Outcomes, Not Just Activity
Measure What Matters
Most teams track:
- Touchpoints completed
Healthy teams track:
- Re-engagement
👉 Activity matters but outcomes matter more.
What to Look For
From your dashboard, you can see:
- Who was assigned
- What was completed
- What was communicated
- Who re-engaged
👉 Re-engagement is the true measure of effectiveness.
What Success Looks Like
Churches with consistent rhythms see significantly higher re-engagement:
- 41.8% of at-risk attendees return
- 73.1% of at-risk volunteers re-engage
- 39.9% of at-risk donors begin giving again
👉 These results come from consistency not complexity.
Your Weekly Health Check
Spend 15 minutes reviewing:
- Were assignments made?
- Were they completed on time?
- Did anyone re-engage?
- Does anything need escalation?
Reflection
- Who reviews outcomes weekly?
- How will you celebrate wins?
- What is your target completion rate?
Building Toward Automation
When and What to Automate
When to Automate
After 4–6 weeks, look for patterns.
👉 If the same assignment goes to the same role every week, automate it.
The Automation Test
Has the same assignment gone to the same person or role for 4 weeks in a row?
- Yes → Automate
- No → Keep manual
Best Candidates for Automation
- First-time guests → Connections Pastor
- First-time givers → Generosity Pastor
- Next steps completers → Discipleship team
- At-risk volunteers → Ministry leader
Why This Matters
Automation increases efficiency but rhythm builds judgment.

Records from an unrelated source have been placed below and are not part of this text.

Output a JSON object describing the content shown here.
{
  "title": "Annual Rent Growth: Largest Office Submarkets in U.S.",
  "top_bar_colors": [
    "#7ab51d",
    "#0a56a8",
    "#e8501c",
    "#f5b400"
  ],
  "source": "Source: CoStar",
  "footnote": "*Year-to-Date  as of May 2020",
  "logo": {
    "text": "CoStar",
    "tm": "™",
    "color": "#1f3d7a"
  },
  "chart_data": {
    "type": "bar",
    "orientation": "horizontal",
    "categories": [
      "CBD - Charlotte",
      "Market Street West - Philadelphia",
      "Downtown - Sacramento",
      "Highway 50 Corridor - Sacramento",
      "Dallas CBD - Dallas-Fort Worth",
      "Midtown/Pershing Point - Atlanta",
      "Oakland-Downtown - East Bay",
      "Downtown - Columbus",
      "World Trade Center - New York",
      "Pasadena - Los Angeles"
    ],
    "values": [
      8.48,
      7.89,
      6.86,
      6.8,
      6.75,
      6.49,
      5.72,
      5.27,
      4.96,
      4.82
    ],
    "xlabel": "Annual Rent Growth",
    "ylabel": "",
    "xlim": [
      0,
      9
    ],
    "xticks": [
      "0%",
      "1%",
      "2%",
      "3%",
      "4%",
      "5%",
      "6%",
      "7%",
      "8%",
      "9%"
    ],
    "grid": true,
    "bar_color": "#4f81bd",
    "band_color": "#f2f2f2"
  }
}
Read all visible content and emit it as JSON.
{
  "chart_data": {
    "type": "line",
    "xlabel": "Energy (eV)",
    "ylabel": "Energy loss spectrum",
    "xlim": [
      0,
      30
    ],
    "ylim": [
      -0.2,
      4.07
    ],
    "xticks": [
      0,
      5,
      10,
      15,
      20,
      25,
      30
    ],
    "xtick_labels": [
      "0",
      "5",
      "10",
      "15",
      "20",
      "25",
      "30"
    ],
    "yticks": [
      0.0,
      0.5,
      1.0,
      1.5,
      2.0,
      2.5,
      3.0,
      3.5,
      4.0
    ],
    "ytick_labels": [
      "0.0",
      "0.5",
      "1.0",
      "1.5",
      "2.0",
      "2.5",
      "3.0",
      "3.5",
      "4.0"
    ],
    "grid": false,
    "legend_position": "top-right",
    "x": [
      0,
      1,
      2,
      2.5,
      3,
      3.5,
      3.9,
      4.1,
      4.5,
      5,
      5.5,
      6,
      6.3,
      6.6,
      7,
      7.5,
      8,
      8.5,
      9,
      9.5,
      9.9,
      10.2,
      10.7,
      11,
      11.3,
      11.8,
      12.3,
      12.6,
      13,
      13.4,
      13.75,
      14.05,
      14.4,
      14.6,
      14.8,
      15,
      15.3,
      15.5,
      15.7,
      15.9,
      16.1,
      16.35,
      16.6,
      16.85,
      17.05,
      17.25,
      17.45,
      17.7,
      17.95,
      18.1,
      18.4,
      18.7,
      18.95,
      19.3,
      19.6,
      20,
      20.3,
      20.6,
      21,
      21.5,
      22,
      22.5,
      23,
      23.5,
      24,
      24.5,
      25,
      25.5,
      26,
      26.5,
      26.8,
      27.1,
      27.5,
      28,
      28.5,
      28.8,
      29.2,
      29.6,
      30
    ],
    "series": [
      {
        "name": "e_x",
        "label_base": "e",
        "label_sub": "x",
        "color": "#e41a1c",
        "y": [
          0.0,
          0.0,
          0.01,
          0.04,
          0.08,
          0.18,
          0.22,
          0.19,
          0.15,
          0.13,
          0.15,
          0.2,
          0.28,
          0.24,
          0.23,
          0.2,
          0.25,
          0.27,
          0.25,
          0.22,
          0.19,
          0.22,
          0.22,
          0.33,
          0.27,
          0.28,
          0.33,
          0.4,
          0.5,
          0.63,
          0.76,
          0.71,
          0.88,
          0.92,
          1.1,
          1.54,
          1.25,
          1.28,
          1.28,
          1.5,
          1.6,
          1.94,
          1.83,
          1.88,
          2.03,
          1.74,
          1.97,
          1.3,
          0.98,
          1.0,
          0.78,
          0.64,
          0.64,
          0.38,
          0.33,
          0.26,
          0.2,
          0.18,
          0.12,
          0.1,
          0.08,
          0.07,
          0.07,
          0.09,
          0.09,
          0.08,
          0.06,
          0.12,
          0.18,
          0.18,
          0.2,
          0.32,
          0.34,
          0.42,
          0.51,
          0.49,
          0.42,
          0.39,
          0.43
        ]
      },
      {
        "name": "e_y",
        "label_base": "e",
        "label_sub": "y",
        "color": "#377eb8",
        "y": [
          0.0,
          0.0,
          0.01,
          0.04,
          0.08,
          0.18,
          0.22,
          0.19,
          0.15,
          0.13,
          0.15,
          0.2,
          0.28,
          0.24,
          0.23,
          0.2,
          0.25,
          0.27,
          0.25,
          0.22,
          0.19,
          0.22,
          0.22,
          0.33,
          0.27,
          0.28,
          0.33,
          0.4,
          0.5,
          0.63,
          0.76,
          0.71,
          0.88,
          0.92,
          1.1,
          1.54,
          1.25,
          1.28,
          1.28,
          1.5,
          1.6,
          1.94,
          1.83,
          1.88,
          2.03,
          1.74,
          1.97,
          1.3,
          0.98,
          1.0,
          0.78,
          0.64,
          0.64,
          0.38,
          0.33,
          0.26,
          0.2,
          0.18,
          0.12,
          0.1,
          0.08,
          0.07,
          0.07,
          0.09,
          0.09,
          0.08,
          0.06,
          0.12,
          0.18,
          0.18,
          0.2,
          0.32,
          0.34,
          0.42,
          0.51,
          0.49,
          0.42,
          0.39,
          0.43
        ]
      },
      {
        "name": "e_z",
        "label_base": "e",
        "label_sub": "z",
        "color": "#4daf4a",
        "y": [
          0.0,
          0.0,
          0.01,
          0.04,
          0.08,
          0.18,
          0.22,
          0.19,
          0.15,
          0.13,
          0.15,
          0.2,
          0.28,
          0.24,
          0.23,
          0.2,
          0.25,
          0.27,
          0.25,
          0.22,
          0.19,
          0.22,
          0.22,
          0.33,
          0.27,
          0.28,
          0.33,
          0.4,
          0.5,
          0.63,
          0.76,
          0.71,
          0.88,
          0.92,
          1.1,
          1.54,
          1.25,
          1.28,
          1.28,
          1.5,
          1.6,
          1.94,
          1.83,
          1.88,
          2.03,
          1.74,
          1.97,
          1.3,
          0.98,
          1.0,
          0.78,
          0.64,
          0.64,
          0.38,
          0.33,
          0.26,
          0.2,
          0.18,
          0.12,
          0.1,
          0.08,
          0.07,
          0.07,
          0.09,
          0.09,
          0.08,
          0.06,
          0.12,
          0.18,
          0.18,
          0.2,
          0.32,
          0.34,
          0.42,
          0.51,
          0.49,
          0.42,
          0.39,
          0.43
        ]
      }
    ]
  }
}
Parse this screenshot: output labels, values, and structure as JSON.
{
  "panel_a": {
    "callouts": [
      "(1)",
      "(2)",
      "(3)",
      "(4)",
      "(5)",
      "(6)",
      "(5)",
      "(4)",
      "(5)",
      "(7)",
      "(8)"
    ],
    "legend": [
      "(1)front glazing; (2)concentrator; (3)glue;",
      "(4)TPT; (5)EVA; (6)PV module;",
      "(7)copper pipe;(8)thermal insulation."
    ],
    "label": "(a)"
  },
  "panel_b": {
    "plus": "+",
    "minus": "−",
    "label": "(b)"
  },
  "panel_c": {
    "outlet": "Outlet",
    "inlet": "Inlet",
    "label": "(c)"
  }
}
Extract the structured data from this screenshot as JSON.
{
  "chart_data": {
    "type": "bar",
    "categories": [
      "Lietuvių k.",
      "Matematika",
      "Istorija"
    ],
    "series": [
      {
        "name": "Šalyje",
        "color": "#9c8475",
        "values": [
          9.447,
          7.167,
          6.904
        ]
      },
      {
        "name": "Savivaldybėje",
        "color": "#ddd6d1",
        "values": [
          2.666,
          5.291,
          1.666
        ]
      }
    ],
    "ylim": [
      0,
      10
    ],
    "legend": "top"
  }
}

👉 You need both. In that order.
Reflection
- What can be automated now?
- Who will manage automation going forward?
Final Thought
Most churches want to care well.
Few build the systems to do it consistently.
This article gives you that system.
When your team follows this rhythm:
- People are noticed
- Follow-up is consistent
- Leaders are aligned
- Care becomes culture
👉 And no one falls through the cracks.